Klimaschutz hat mit Umweltschutz kaum mehr etwas zu tun, sagt der Ökonom Ottmar Edenhofer. Der

nächste Weltklimagipfel in Cancún sei eigentlich ein Wirtschaftsgipfel, bei dem es um die Verteilung der

Ressourcen gehe. Interview: Bernhard Pötter

14. November 2010, NZZ am Sonntag

NZZ am Sonntag: Herr Edenhofer, beim Klimaschutz fordern alle eine Reduzierung von Emissionen. Sie sprechen jetzt von «gefährlicher Emissionsreduzierung». Was ist das?
Ottmar Edenhofer: Bisher ging Wirtschaftswachstum immer Hand in Hand mit dem Wachstum der Treibhausgasemissionen. Ein Prozent Wachstum heisst ein Prozent mehr Emissionen. Ins historische Gedächtnis der Menschheit hat sich eingebrannt: Wer reich ist, verfeuert dafür Kohle, Öl oder Gas. Und deshalb haben die Schwellenländer Angst vor Emissionsgrenzen.
Beim Klimaschutz sollten aber alle mitmachen, sonst funktioniert er nicht.
Das sagt sich so leicht. Aber vor allem die Industriestaaten haben ein System, das fast ausschliesslich auf fossilen Energien beruht. Es gibt kein historisches Vorbild und keine Weltregion, die ihr Wirtschaftswachstum von den Emissionen abgekoppelt hat. Da können Sie nicht von Indien oder China erwarten, dass die finden, dass das eine tolle Idee ist. Und es kommt noch schlimmer: Wir sind mitten in einer Renaissance der Kohle, weil Öl und Gas teurer geworden sind, Kohle aber nicht. Die Schwellenländer bauen gerade für die nächsten 70 Jahre ihre Städte und Kraftwerke, als ob es dauerhaft keinen hohen CO 2 -Preis gäbe.
Das Neue an Ihrem Vorschlag zu einem Global Deal ist die Betonung, wie wichtig Entwicklungspolitik für die Klimapolitik ist. Bis jetzt denken viele bei Entwicklungshilfe an Almosen.
Das wird sich sofort ändern, wenn global Emissionsrechte verteilt werden. Wenn das pro Kopf der Bevölkerung geschieht, dann ist Afrika der grosse Gewinner, und es fliesst viel Geld dorthin. Das hat für die Entwicklungspolitik enorme Konsequenzen. Und es wird sich auch die Frage stellen, wie diese Länder mit so viel Geld überhaupt sinnvoll umgehen können.

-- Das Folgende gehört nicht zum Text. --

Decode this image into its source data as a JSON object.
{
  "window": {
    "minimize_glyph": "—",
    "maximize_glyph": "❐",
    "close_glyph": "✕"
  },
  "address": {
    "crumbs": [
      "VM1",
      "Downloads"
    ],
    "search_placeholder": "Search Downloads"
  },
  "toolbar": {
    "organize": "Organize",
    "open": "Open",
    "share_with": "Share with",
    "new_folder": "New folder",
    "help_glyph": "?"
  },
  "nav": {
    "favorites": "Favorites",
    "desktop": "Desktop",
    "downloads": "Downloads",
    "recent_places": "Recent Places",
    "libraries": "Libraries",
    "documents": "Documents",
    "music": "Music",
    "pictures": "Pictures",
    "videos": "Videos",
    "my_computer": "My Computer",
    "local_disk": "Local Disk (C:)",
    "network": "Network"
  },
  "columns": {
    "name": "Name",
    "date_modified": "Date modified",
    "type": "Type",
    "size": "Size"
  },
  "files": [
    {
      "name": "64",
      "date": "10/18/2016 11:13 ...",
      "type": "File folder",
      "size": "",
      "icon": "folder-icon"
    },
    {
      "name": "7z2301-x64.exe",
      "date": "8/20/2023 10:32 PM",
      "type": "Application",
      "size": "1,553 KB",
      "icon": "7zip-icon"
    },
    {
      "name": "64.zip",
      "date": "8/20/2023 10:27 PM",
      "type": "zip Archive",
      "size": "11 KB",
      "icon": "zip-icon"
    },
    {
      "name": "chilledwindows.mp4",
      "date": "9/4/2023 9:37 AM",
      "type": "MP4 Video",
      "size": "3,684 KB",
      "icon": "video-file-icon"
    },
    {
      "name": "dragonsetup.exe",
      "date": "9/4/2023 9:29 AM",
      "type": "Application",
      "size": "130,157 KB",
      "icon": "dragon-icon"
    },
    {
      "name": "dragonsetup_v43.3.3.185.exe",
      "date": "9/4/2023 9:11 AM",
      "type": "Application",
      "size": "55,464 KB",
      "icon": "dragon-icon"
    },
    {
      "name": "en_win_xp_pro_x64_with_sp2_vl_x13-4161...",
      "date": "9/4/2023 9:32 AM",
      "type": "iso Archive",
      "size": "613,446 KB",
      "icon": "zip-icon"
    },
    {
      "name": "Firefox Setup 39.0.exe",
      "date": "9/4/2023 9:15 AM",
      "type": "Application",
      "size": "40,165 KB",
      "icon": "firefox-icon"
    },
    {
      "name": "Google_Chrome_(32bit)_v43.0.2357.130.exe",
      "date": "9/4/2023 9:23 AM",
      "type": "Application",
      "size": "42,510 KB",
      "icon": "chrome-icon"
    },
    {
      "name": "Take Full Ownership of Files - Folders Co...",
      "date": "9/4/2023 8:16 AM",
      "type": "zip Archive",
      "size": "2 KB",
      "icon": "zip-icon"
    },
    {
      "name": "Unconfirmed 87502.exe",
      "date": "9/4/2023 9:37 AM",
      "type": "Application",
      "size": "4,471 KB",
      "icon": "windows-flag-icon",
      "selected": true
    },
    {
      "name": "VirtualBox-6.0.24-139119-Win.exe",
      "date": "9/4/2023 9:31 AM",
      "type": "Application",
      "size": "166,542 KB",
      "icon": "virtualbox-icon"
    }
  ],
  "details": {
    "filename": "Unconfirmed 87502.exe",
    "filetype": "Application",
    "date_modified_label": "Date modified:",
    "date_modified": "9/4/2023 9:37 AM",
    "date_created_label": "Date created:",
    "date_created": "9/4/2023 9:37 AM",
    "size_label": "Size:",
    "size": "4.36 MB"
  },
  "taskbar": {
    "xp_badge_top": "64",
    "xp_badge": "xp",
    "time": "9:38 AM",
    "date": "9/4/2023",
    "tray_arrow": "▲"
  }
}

Das klingt alles nicht mehr nach der Klimapolitik, die wir kennen.
Grundsätzlich ist es ein grosser Fehler, Klimapolitik abgetrennt von den grossen Themen der Globalisierung zu diskutieren. Der Klimagipfel in Cancún Ende des Monats ist keine Klimakonferenz, sondern eine der grössten Wirtschaftskonferenzen seit dem Zweiten Weltkrieg. Warum? Weil wir noch 11 000 Gigatonnen Kohlenstoff in den Kohlereserven unter unseren Füssen haben – und wir dürfen nur noch 400 Gigatonnen in der Atmosphäre ablagern, wenn wir das 2-Grad-Ziel halten wollen. 11 000 zu 400 – da führt kein Weg daran vorbei, dass ein Grossteil der fossilen Reserven im Boden bleiben muss.
De facto ist das eine Enteignung der Länder mit den Bodenschätzen. Das führt zu einer ganz anderen Entwicklung als der, die bisher mit Entwicklungspolitik angestossen wurde.

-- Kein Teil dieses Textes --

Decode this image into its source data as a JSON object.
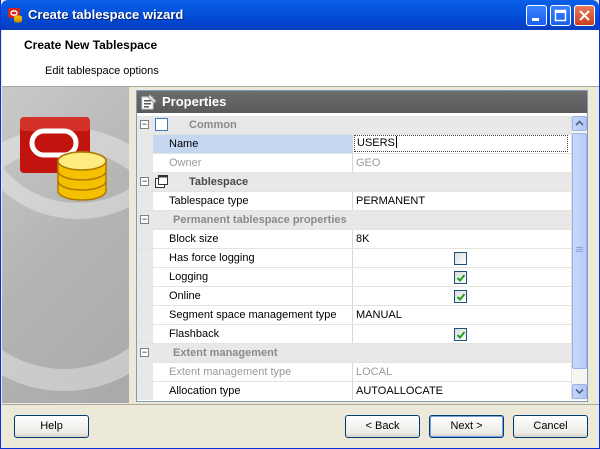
{
  "window": {
    "title": "Create tablespace wizard",
    "icon": "oracle-app-icon"
  },
  "header": {
    "title": "Create New Tablespace",
    "subtitle": "Edit tablespace options"
  },
  "properties": {
    "panel_title": "Properties",
    "rows": [
      {
        "kind": "category",
        "label": "Common",
        "icon": "square-icon"
      },
      {
        "kind": "property",
        "name": "Name",
        "value": "USERS",
        "selected": true,
        "editing": true
      },
      {
        "kind": "property",
        "name": "Owner",
        "value": "GEO",
        "disabled": true
      },
      {
        "kind": "category",
        "label": "Tablespace",
        "icon": "windows-icon",
        "dark": true
      },
      {
        "kind": "property",
        "name": "Tablespace type",
        "value": "PERMANENT"
      },
      {
        "kind": "category",
        "label": "Permanent tablespace properties"
      },
      {
        "kind": "property",
        "name": "Block size",
        "value": "8K"
      },
      {
        "kind": "property",
        "name": "Has force logging",
        "checkbox": true,
        "checked": false
      },
      {
        "kind": "property",
        "name": "Logging",
        "checkbox": true,
        "checked": true
      },
      {
        "kind": "property",
        "name": "Online",
        "checkbox": true,
        "checked": true
      },
      {
        "kind": "property",
        "name": "Segment space management type",
        "value": "MANUAL"
      },
      {
        "kind": "property",
        "name": "Flashback",
        "checkbox": true,
        "checked": true
      },
      {
        "kind": "category",
        "label": "Extent management"
      },
      {
        "kind": "property",
        "name": "Extent management type",
        "value": "LOCAL",
        "disabled": true
      },
      {
        "kind": "property",
        "name": "Allocation type",
        "value": "AUTOALLOCATE"
      }
    ]
  },
  "buttons": {
    "help": "Help",
    "back": "< Back",
    "next": "Next >",
    "cancel": "Cancel"
  },
  "colors": {
    "titlebar": "#0453dc",
    "selected_row": "#c5d6f0",
    "check": "#21a121"
  }
}
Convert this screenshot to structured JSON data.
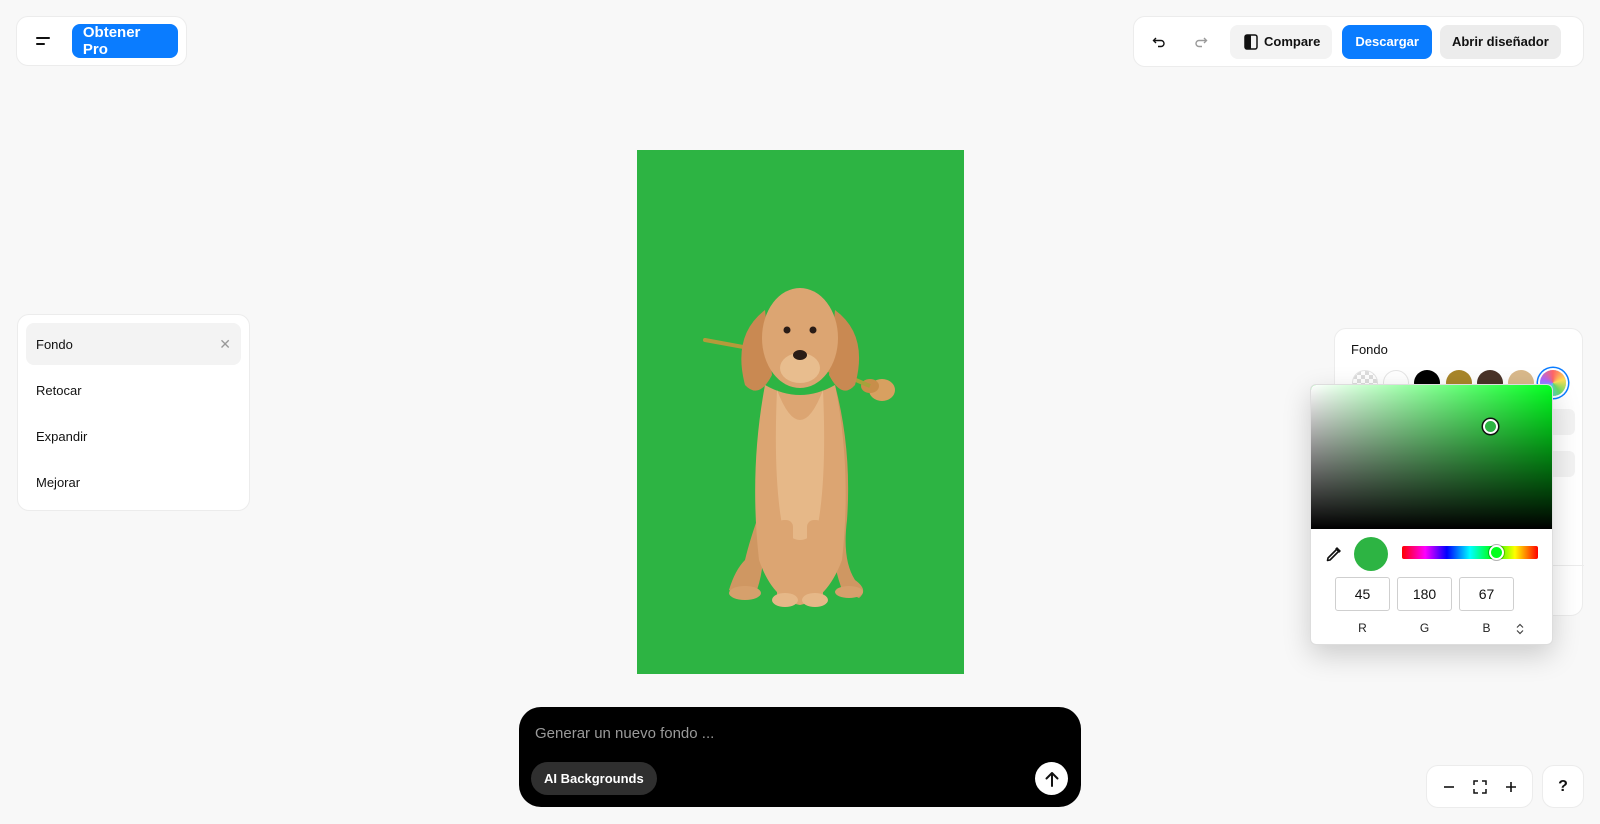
{
  "header": {
    "menu_icon": "menu-icon",
    "pro_label": "Obtener Pro",
    "undo_icon": "undo-icon",
    "redo_icon": "redo-icon",
    "compare_icon": "compare-icon",
    "compare_label": "Compare",
    "download_label": "Descargar",
    "designer_label": "Abrir diseñador"
  },
  "tools": {
    "items": [
      {
        "label": "Fondo",
        "active": true
      },
      {
        "label": "Retocar"
      },
      {
        "label": "Expandir"
      },
      {
        "label": "Mejorar"
      }
    ],
    "close_icon": "close-icon"
  },
  "canvas": {
    "background_color": "#2db443",
    "subject": "dog-with-flower"
  },
  "prompt": {
    "placeholder": "Generar un nuevo fondo ...",
    "ai_backgrounds_label": "AI Backgrounds",
    "send_icon": "arrow-up-icon"
  },
  "background_panel": {
    "title": "Fondo",
    "swatches": [
      "transparent",
      "#ffffff",
      "#000000",
      "#a8862a",
      "#4a3328",
      "#d9b98b",
      "gradient"
    ]
  },
  "color_picker": {
    "hue_color": "#00ff1e",
    "current_color": "#2db443",
    "eyedropper_icon": "eyedropper-icon",
    "r": "45",
    "g": "180",
    "b": "67",
    "r_label": "R",
    "g_label": "G",
    "b_label": "B",
    "mode_toggle_icon": "up-down-icon"
  },
  "zoom": {
    "zoom_out_icon": "minus-icon",
    "fit_icon": "fullscreen-icon",
    "zoom_in_icon": "plus-icon",
    "help_label": "?"
  }
}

Zunächst mal haben wir Industrieländer die Atmosphäre der Weltgemeinschaft quasi enteignet. Aber man muss klar sagen: Wir verteilen durch die Klimapolitik de facto das Weltvermögen um. Dass die Besitzer von Kohle und Öl davon nicht begeistert sind, liegt auf der Hand. Man muss sich von der Illusion freimachen, dass internationale Klimapolitik Umweltpolitik ist. Das hat mit Umweltpolitik, mit Problemen wie Waldsterben oder Ozonloch, fast nichts mehr zu tun.
Trotzdem leidet die Umwelt unter dem Klimawandel – vor allem im Süden.

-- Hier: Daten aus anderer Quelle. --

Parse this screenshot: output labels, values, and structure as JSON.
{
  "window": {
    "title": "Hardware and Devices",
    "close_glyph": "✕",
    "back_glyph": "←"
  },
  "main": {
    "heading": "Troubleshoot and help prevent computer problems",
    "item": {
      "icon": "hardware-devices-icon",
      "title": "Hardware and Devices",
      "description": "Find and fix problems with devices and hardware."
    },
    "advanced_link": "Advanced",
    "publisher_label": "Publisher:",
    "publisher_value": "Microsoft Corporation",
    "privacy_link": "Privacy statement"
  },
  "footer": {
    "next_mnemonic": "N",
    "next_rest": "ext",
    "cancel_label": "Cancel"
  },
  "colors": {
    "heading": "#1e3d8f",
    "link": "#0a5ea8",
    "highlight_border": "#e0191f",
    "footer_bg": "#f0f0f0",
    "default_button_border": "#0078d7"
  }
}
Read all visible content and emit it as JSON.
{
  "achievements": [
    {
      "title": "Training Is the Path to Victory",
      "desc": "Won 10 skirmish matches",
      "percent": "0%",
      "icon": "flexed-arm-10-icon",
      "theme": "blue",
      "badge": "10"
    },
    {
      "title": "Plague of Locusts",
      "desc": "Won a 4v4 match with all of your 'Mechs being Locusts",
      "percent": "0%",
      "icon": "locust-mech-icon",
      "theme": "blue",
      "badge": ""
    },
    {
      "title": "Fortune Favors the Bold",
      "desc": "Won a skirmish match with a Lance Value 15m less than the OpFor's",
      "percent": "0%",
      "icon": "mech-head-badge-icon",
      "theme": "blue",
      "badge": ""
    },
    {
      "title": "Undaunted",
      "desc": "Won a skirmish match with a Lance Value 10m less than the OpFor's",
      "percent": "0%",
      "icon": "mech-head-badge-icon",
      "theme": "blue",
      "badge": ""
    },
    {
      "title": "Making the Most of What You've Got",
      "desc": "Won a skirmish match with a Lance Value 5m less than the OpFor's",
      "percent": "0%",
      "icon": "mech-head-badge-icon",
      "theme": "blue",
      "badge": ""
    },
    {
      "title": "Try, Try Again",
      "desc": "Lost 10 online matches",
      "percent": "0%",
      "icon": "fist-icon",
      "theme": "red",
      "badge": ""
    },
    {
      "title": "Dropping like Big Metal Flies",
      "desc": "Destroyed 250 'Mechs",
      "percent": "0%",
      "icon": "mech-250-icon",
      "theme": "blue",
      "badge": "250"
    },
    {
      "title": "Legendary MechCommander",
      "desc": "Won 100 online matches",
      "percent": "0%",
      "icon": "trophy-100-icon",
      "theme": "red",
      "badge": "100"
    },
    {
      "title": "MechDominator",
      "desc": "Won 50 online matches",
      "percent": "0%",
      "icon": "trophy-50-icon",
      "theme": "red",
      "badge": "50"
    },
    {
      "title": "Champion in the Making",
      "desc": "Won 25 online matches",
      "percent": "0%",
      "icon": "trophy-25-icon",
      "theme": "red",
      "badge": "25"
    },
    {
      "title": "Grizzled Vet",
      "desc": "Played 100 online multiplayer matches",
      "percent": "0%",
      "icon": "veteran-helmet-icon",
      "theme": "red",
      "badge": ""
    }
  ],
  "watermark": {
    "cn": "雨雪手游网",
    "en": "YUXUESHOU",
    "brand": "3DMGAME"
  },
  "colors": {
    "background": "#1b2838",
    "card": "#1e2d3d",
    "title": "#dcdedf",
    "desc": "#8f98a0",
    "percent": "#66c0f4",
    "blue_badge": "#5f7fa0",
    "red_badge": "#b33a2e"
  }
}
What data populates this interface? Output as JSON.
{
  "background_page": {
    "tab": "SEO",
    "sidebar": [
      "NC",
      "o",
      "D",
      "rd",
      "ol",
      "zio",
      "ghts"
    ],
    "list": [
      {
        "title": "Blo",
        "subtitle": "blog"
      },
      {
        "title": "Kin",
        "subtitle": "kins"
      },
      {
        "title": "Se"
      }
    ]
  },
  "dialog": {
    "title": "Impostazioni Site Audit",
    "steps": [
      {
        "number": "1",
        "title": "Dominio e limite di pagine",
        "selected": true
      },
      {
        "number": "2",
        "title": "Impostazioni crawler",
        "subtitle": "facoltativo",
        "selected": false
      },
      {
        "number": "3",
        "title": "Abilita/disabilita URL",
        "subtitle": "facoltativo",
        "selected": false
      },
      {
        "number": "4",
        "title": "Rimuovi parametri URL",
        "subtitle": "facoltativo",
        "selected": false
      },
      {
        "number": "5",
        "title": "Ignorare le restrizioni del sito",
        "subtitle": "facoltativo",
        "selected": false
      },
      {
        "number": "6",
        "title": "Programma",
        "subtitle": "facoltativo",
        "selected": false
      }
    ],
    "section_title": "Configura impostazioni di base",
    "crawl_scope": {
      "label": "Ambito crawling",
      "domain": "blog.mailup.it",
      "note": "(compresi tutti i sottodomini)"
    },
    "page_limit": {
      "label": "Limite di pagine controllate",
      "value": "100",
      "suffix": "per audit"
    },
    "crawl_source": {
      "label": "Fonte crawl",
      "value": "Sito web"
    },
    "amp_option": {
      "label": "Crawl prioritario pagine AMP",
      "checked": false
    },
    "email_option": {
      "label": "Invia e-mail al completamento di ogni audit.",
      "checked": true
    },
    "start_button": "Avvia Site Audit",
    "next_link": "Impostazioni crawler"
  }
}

Es wird auch viel bei der Anpassung zu tun sein. Aber das geht eben weit über klassische Entwicklungspolitik hinaus: Wir werden in Afrika mit dem Klimawandel einen Rückgang der landwirtschaftlichen Erträge sehen. Aber damit kann man umgehen, wenn die Effizienz der Produktion gesteigert wird – und vor allem, wenn der afrikanische Agrarhandel in die Weltwirtschaft eingebettet wird. Aber dann müssen wir sehen, dass erfolgreiche Klimapolitik eben eine andere globale Handels- und Finanzpolitik braucht.
Das grosse Missverständnis vom Uno-Gipfel in Rio 1992 wiederholt sich in der Klimapolitik: Die Industriestaaten reden von Umwelt, die Entwicklungsländer von Entwicklung.
Es ist noch komplizierter. In den achtziger Jahren waren unsere lokalen Umweltprobleme für die Entwicklungsländer ein Luxusproblem. Wer schon satt ist und Auto fährt, der kann sich über sauren Regen aufregen. Für China ging es hingegen darum, wie man 600 Millionen Chinesinnen und Chinesen in die Mittelschicht bekommt. Ob da ein Kohlekraftwerk steht oder in den Kohleminen die Sozialstandards niedrig sind, das war erst einmal nachrangig – wie bei uns im 19. Jahrhundert.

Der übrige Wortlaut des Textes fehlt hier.